String.length() / charAt()
Methods for getting the length of a string or retrieving a character at a specified position. Java strings are managed in UTF-16, so use codePointAt() to handle surrogate pairs (such as emoji) correctly.
Syntax
// Returns the number of characters in the string. string.length(); // Returns the character at the specified position (0-based index). string.charAt(int index); // Returns the Unicode code point at the specified position. string.codePointAt(int index);
Method List
| Method | Description |
|---|---|
| length() | Returns the number of characters in the string as an integer. Returns 0 for an empty string. |
| charAt(int index) | Returns the character at the specified index as a char type. The index is 0-based. |
| codePointAt(int index) | Returns the Unicode code point at the specified index as an int type.
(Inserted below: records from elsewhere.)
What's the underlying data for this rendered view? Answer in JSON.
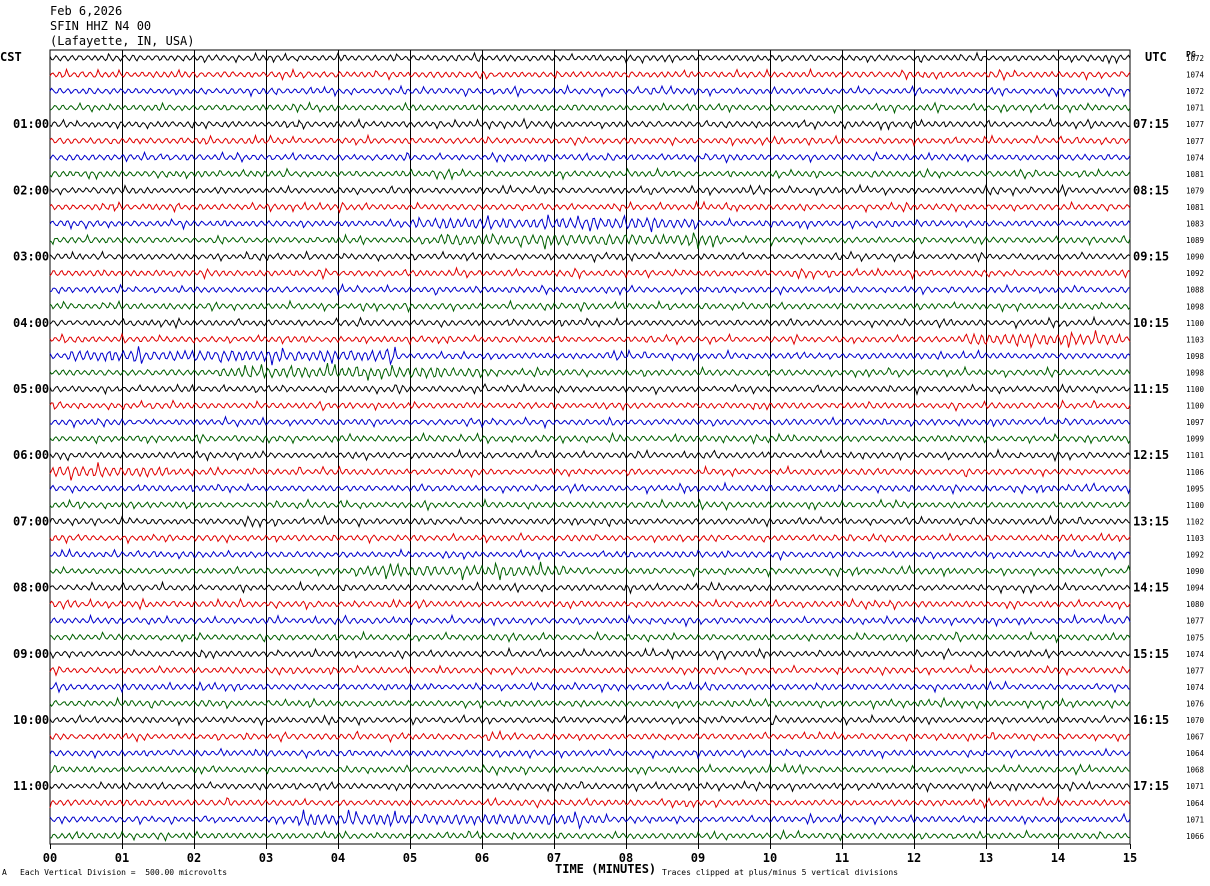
{
  "header": {
    "date": "Feb 6,2026",
    "station": "SFIN HHZ N4 00",
    "location": "(Lafayette, IN, USA)"
  },
  "axes": {
    "left_caption": "CST",
    "right_caption": "UTC",
    "right_edge_caption": "PG",
    "x_title": "TIME (MINUTES)",
    "x_ticks": [
      "00",
      "01",
      "02",
      "03",
      "04",
      "05",
      "06",
      "07",
      "08",
      "09",
      "10",
      "11",
      "12",
      "13",
      "14",
      "15"
    ]
  },
  "footer": {
    "scale_note": "Each Vertical Division =  500.00 microvolts",
    "clip_note": "Traces clipped at plus/minus 5 vertical divisions",
    "corner_mark": "A"
  },
  "colors": {
    "trace_cycle": [
      "#000000",
      "#e00000",
      "#0000cc",
      "#006000"
    ],
    "grid": "#000000"
  },
  "chart_data": {
    "type": "line",
    "title": "",
    "xlabel": "TIME (MINUTES)",
    "ylabel": "",
    "xlim": [
      0,
      15
    ],
    "minutes_per_line": 15,
    "lines_per_hour": 4,
    "left_hour_labels": [
      "01:00",
      "02:00",
      "03:00",
      "04:00",
      "05:00",
      "06:00",
      "07:00",
      "08:00",
      "09:00",
      "10:00",
      "11:00"
    ],
    "right_hour_labels": [
      "07:15",
      "08:15",
      "09:15",
      "10:15",
      "11:15",
      "12:15",
      "13:15",
      "14:15",
      "15:15",
      "16:15",
      "17:15"
    ],
    "hour_label_line_indices": [
      4,
      8,
      12,
      16,
      20,
      24,
      28,
      32,
      36,
      40,
      44
    ],
    "line_values": [
      1072,
      1074,
      1072,
      1071,
      1077,
      1077,
      1074,
      1081,
      1079,
      1081,
      1083,
      1089,
      1090,
      1092,
      1088,
      1098,
      1100,
      1103,
      1098,
      1098,
      1100,
      1100,
      1097,
      1099,
      1101,
      1106,
      1095,
      1100,
      1102,
      1103,
      1092,
      1090,
      1094,
      1080,
      1077,
      1075,
      1074,
      1077,
      1074,
      1076,
      1070,
      1067,
      1064,
      1068,
      1071,
      1064,
      1071,
      1066
    ],
    "traces_count": 48
  }
}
Supports surrogate pairs. |
Sample Code
// Get the length of a string.
String str = "Hello";
System.out.println(str.length()); // Outputs: 5
// Get the length of a Japanese string.
String name = "山田太郎";
System.out.println(name.length()); // Outputs: 4
// Get the character at a specific position.
String word = "Java";
char c = word.charAt(0);
System.out.println(c); // Outputs: J
// Loop through a string one character at a time.
String text = "abc";
for (int i = 0; i < text.length(); i++) {
System.out.println(text.charAt(i)); // Outputs: a, b, c in order
}
// Get the code point of a character.
String emoji = "😊abc";
System.out.println(emoji.codePointAt(0)); // Outputs the emoji's code point: 128522
Notes
length() is one of the most commonly used string methods in Java and returns the number of characters in a string. Passing a negative index or an index greater than or equal to the string length throws a StringIndexOutOfBoundsException, so always check the range beforehand.
charAt() returns the character at the specified position as a char type. Because char represents a single UTF-16 code unit, use codePointAt() to correctly handle surrogate pair characters such as emoji.
To extract a portion of a string, use substring(). To search within a string, use indexOf() / contains().